Friday, Apr. 07, 1961

New Era for Steel?

To old steel hands used to the authoritative roar of a huge blast furnace, the new plant that began operating this week at Niagara Falls, Ont., neither looked nor sounded like an iron smeltery. The plant, owned by New York's Strategic Materials Corp., is the first commercial operation of a new smelting process that could open a new era for the steel industry. It could also lead to the quick building of a steel industry in underdeveloped countries. The smeltery is designed to take low-grade ores, contaminated ores, and ores so fine that they would choke a blast furnace, and produce iron so pure that it can be turned into steel in half the usual time.

When all the bugs are worked out, the smelting furnace will be the nation's biggest producer of ferrochrome, an ingredient vital to stainless steel. It will be smelting low-grade chrome ore from Africa. The output will go to Universal-Cyclops Steel Corp.

Other plants in the works that will use the new process:

P: Texas' Lone Star Steel Co. has made a deal to use the process to smelt low-grade Texas ores, the first big steelmaker to sign up.

P: Sovereign Resources, Inc. plans to build a steel plant in Anderson County, Texas, to use low-grade East Basin ores and local lignite instead of the expensive metallurgical coking coal that a blast furnace needs.

P: St. Lawrence Steel Co. will begin building this year in Quebec a 100,000-ton-a-year mill to make steel out of low-grade Canadian ore.

P: North American Coal Corp. is building a million dollar plant at Powhatan Point, Ohio, to use another Strategic Materials process to recover 40,000 tons of aluminum sulphate (alum) a year from coal wastes.

Practical Dream. The biggest test of the new process will come in Venezuela, where a Stratmat furnace is being installed in the government's new $340 million steel plant. After building the plant, the Venezuelans found that they would have to import expensive coke to run it. But with Stratmat's process, they expect to run on local poor-grade coal. If it works as expected, the government is considering converting the whole plant to the process.

Another plan that should be under way soon is a blue-sky dream of William Zeckendorf's Webb & Knapp Inc.--made practical by cheap power from Bonneville Dam and Stratmat's smelting process--to retrieve iron, copper and zinc from waste copper slag cast off by copper companies. A Webb & Knapp subsidiary, in which Stratmat is to have a minority interest, plans to build a mill in Montana and buy slag from Anaconda Co. at 25-c- a ton. The slag heap contains iron, copper and zinc ores worth an estimated $1.4 billion. Zeckendorf even hopes to sell his leftover steel slag to go into the concrete of the Government's proposed Libby Dam in Montana.

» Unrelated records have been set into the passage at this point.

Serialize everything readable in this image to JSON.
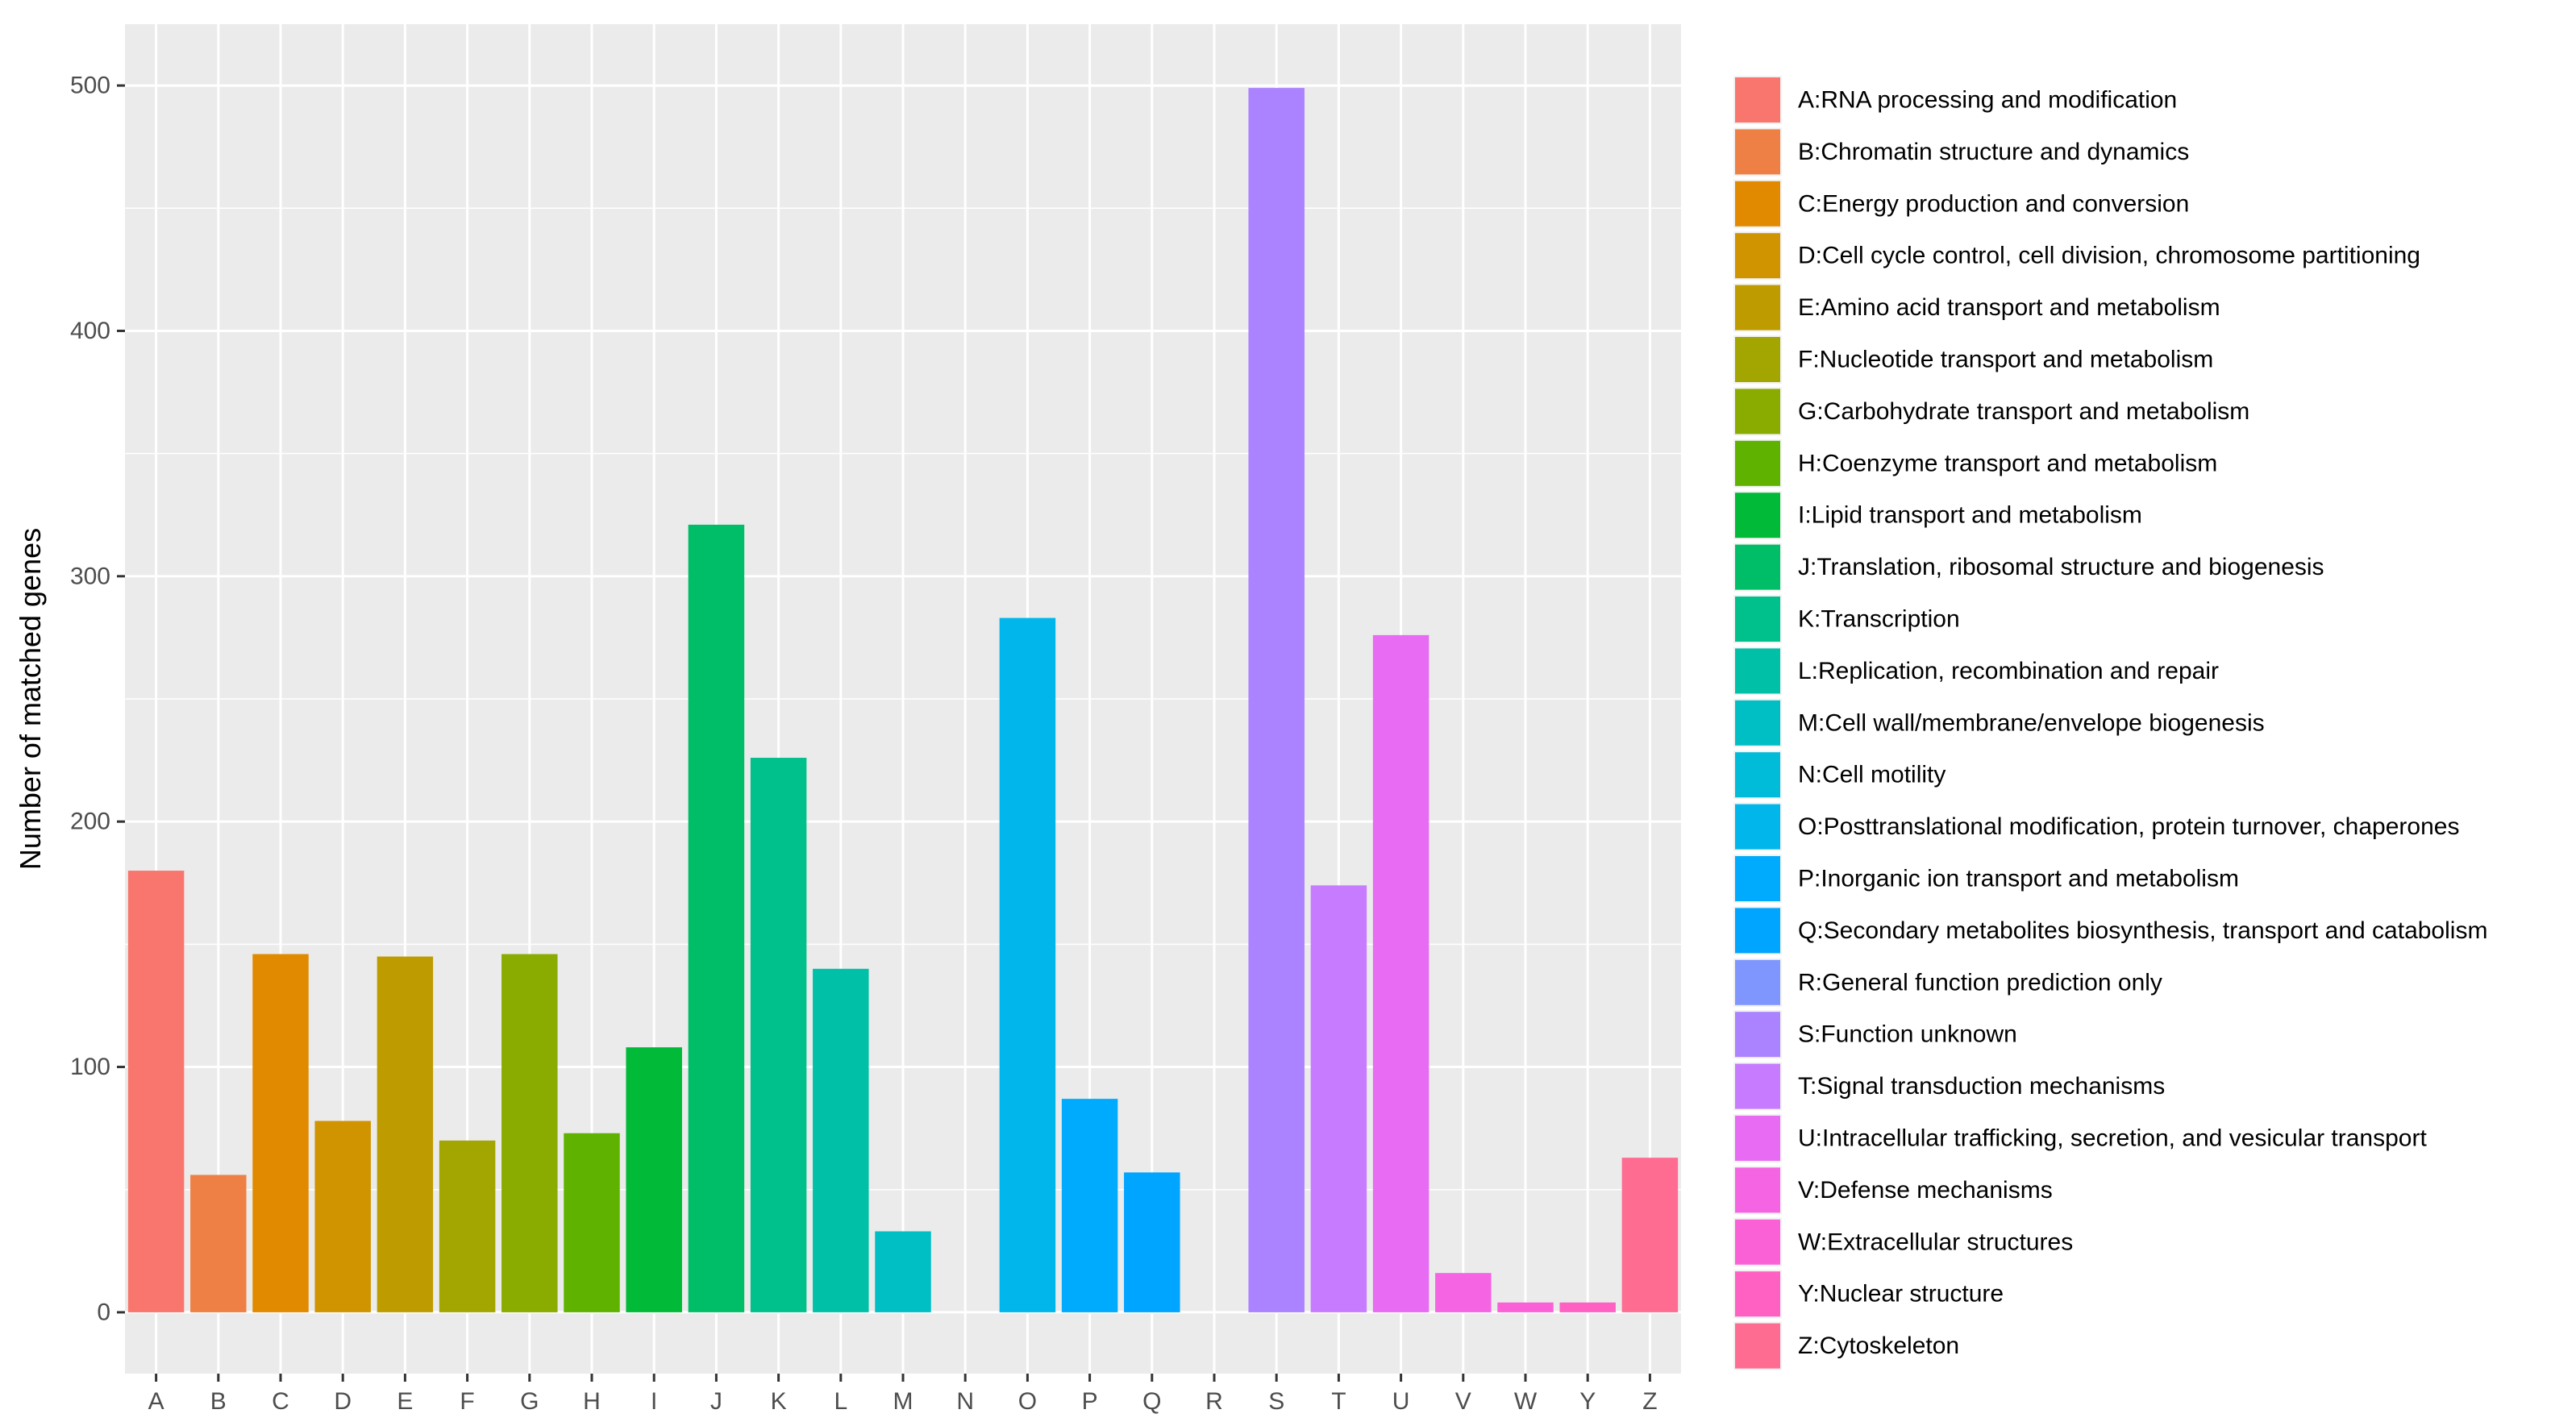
{
  "chart_data": {
    "type": "bar",
    "title": "",
    "xlabel": "",
    "ylabel": "Number of matched genes",
    "ylim": [
      -25,
      525
    ],
    "yticks": [
      0,
      100,
      200,
      300,
      400,
      500
    ],
    "grid": true,
    "legend_position": "right",
    "categories": [
      "A",
      "B",
      "C",
      "D",
      "E",
      "F",
      "G",
      "H",
      "I",
      "J",
      "K",
      "L",
      "M",
      "N",
      "O",
      "P",
      "Q",
      "R",
      "S",
      "T",
      "U",
      "V",
      "W",
      "Y",
      "Z"
    ],
    "values": [
      180,
      56,
      146,
      78,
      145,
      70,
      146,
      73,
      108,
      321,
      226,
      140,
      33,
      0,
      283,
      87,
      57,
      0,
      499,
      174,
      276,
      16,
      4,
      4,
      63
    ],
    "colors": [
      "#F8766D",
      "#EE8045",
      "#E18A00",
      "#D09400",
      "#BE9C00",
      "#A3A500",
      "#8AAB00",
      "#5FB300",
      "#00BA38",
      "#00BE67",
      "#00C08B",
      "#00C1A8",
      "#00BFC4",
      "#00BCD8",
      "#00B6EB",
      "#00ABFD",
      "#00A5FF",
      "#7F96FF",
      "#AB82FF",
      "#C77CFF",
      "#E76BF3",
      "#F564E3",
      "#FB61D7",
      "#FF61C3",
      "#FF6C91"
    ],
    "legend": [
      "A:RNA processing and modification",
      "B:Chromatin structure and dynamics",
      "C:Energy production and conversion",
      "D:Cell cycle control, cell division, chromosome partitioning",
      "E:Amino acid transport and metabolism",
      "F:Nucleotide transport and metabolism",
      "G:Carbohydrate transport and metabolism",
      "H:Coenzyme transport and metabolism",
      "I:Lipid transport and metabolism",
      "J:Translation, ribosomal structure and biogenesis",
      "K:Transcription",
      "L:Replication, recombination and repair",
      "M:Cell wall/membrane/envelope biogenesis",
      "N:Cell motility",
      "O:Posttranslational modification, protein turnover, chaperones",
      "P:Inorganic ion transport and metabolism",
      "Q:Secondary metabolites biosynthesis, transport and catabolism",
      "R:General function prediction only",
      "S:Function unknown",
      "T:Signal transduction mechanisms",
      "U:Intracellular trafficking, secretion, and vesicular transport",
      "V:Defense mechanisms",
      "W:Extracellular structures",
      "Y:Nuclear structure",
      "Z:Cytoskeleton"
    ]
  },
  "theme": {
    "panel_background": "#EBEBEB",
    "grid_color": "#FFFFFF",
    "text_color": "#4D4D4D",
    "label_color": "#000000"
  }
}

Two-Step Process. Stratmat's process is the idea of the late Metallurgist Marvin J. Udy. A Montreal millionaire, John C. Udd, became interested nine years ago and formed Strategic Materials Corp. to develop Udy's ideas.

Udy broke smelting down into two processes, v. one in the blast furnace. The first, a horizontal, slowly rotating, gas-fired kiln, removes 55% of such impurities as oxygen and sulphur from ores of such low grade that blast furnaces cannot handle them, conditions them for the second step. This is a Udy-designed electric smelting furnace that finishes the job. The slag from the electric furnace can be put through a series of similar furnaces to draw off other metals such as chrome, copper, zinc and manganese. Thus, for the first time, a smeltery can work iron ore over with the same thoroughness that an oil refinery uses to squeeze every last product out of crude oil.

Udd and Udy were a long time making a go of it. Udd poured at least $3,000,000 of his own money into Stratmat. Then, in 1957, the prestigious Koppers Co., Inc., which designs and builds steel mills, saw the possibilities and added its money to the development, in return for stock and the right to engineer and design plants using the Udy process. Shortly afterward, Frank W. Chambers, 52, a one-time Koppers executive and director of engineering at Kennecott Copper, took over as Stratmat president and set to work to make the process a commercial success.

Little Mills. Chambers is now working with businessmen in India to build as many as 15 small (150,000 tons a year) steel mills, scattered about the country, that would use local ore and coal to meet the needs of nearby markets. Each mill would cost less than $12 million. Other countries interested are Nigeria, Egypt, Chile, Argentina, Brazil, South Africa, the Philippines and Morocco.

Thus far, more than $12 million has been poured into Strategic Materials without a cent of profit, but by the end of this year Chambers hopes to start breaking even and by next year to show some earnings. In Venezuela alone, the company expects to get a quarter of what its process saves the government, an estimated royalty of more than $1 to $1.50 per ton. Says Chambers: "We won't put Gary or Pittsburgh out of business. But we can use materials they can't, and we are heading a trend to build little mills close to raw materials and the markets."